Does such circuit makes any evolutionary sense? 

Update: Interestingly, other research group previously detected different set of gut microbiota antigens cross-reactive to IGRP206-214. They used TCR NY8.3 transgenic NOD mice (that recognize the same IGRP epitope) and found that these CD8 T cells cross-reacted with IGRP206–214 homologous peptide, W15944, derived from L. goodfellowii, a member of the phylum Fusobacteria (gram-negative anaerobe), a human and NOD mouse oral commensal. 


posted by David Usharauli   


Thursday, October 12, 2017

Microbiota-generated butyrate works on Aire to amplify Treg numbers

A short but very interesting paper in Journal of Immunology caught my attention this week.

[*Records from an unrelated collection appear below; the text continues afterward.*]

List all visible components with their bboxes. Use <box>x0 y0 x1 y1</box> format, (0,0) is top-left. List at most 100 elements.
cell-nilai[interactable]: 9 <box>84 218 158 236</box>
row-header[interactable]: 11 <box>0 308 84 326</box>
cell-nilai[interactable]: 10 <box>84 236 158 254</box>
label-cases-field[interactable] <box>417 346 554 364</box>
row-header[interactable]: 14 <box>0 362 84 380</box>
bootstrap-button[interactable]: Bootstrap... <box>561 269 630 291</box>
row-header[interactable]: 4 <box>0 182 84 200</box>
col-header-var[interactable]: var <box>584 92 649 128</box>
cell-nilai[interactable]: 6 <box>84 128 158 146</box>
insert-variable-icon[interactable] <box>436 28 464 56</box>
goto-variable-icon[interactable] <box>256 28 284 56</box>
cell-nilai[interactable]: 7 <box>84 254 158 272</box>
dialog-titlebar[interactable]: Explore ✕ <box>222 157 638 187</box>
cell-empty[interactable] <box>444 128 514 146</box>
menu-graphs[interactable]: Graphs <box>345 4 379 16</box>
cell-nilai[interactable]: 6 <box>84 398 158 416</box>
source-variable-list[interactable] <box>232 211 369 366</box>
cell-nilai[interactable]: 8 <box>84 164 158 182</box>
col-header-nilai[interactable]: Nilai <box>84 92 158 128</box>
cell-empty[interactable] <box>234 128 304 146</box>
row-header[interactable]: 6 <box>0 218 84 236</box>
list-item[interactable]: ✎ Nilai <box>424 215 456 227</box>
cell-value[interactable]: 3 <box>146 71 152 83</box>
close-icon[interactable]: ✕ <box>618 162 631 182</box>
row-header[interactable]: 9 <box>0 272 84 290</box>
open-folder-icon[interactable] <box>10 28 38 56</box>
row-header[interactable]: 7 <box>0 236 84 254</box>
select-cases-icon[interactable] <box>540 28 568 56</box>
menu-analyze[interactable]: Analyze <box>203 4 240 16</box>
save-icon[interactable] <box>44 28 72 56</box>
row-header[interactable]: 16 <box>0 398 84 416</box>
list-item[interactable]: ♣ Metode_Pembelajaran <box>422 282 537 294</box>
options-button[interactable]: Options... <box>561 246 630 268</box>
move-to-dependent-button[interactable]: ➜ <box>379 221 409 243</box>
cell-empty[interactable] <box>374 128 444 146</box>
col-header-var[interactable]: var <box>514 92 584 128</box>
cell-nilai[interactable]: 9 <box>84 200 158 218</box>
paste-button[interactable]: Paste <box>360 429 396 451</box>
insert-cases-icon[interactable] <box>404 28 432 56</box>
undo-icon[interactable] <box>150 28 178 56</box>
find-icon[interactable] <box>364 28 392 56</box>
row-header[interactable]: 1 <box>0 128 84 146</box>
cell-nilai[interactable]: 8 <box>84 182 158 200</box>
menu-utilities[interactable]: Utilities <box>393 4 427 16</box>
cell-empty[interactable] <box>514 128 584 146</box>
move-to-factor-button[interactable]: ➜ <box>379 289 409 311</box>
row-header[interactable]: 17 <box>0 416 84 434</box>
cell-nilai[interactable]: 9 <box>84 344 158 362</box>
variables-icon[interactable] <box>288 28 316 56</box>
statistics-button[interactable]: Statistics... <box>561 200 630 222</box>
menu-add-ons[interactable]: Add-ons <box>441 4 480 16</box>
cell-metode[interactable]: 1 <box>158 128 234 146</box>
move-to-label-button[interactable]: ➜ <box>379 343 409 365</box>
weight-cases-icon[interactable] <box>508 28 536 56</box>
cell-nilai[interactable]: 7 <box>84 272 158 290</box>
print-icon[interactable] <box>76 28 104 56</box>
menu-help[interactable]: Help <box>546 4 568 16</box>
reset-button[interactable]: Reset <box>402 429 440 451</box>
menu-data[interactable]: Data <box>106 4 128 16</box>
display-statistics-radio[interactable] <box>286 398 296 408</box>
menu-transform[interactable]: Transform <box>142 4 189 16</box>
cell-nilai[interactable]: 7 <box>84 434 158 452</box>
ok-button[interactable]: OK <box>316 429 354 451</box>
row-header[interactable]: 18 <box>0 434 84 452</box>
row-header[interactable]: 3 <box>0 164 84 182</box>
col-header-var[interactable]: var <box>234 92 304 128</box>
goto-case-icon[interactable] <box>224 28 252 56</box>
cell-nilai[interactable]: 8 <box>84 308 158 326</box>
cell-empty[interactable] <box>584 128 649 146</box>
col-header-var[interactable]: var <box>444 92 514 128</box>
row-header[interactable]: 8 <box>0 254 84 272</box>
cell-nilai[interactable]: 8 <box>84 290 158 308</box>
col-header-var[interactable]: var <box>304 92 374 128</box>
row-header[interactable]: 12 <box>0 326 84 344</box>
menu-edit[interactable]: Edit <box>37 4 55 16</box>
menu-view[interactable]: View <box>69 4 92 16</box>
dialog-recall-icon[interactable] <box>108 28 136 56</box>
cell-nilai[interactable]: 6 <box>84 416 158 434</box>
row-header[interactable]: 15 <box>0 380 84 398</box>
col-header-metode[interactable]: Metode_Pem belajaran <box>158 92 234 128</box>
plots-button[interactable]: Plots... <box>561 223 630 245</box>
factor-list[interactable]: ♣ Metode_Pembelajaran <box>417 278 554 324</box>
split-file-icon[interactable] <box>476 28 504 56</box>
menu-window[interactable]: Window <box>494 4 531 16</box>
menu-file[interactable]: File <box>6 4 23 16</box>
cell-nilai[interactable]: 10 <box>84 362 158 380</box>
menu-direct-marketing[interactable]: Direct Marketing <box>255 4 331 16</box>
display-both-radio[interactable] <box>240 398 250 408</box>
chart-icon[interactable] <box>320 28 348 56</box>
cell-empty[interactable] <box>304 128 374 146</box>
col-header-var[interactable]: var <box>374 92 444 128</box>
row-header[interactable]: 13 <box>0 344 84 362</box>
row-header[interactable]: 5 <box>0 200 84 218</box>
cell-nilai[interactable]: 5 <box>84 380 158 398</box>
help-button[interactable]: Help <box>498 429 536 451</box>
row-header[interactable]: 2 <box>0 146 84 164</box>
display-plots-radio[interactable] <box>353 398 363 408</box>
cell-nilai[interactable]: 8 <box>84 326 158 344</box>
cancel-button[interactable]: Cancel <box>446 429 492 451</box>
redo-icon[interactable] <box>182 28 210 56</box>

In this study the scientists showed that butyrate, a short chain fatty acid derived from fiber fermentation by microbiota acts on GPR41 receptor in the thymus to increase Aire expression and amplify Foxp3+ Treg frequency (of note, compared to WT, GPR41-KO thymus already contains almost 5-fold less Tregs).  




Generally it is believed that microbiota works locally in the gut or other peripheral tissues to either convert naive T cells into Foxp3+ Tregs or expand existing Treg numbers. However no one yet managed to definitely show which pathway is functionally operational in vivo in physiological conditions. This study now could help to further narrow down biological mechanisms responsible for Treg biology. If microbiota-generated butyrate could work on thymus to increase Aire expression that in turn increases level of Thymus-derived Treg generation, then peripheral conversion pathway may play even less relevant role in physiological mechanisms of tolerance.  

The most obvious question after reading this article is why the authors did not test Aire KO mice to verify their conclusions.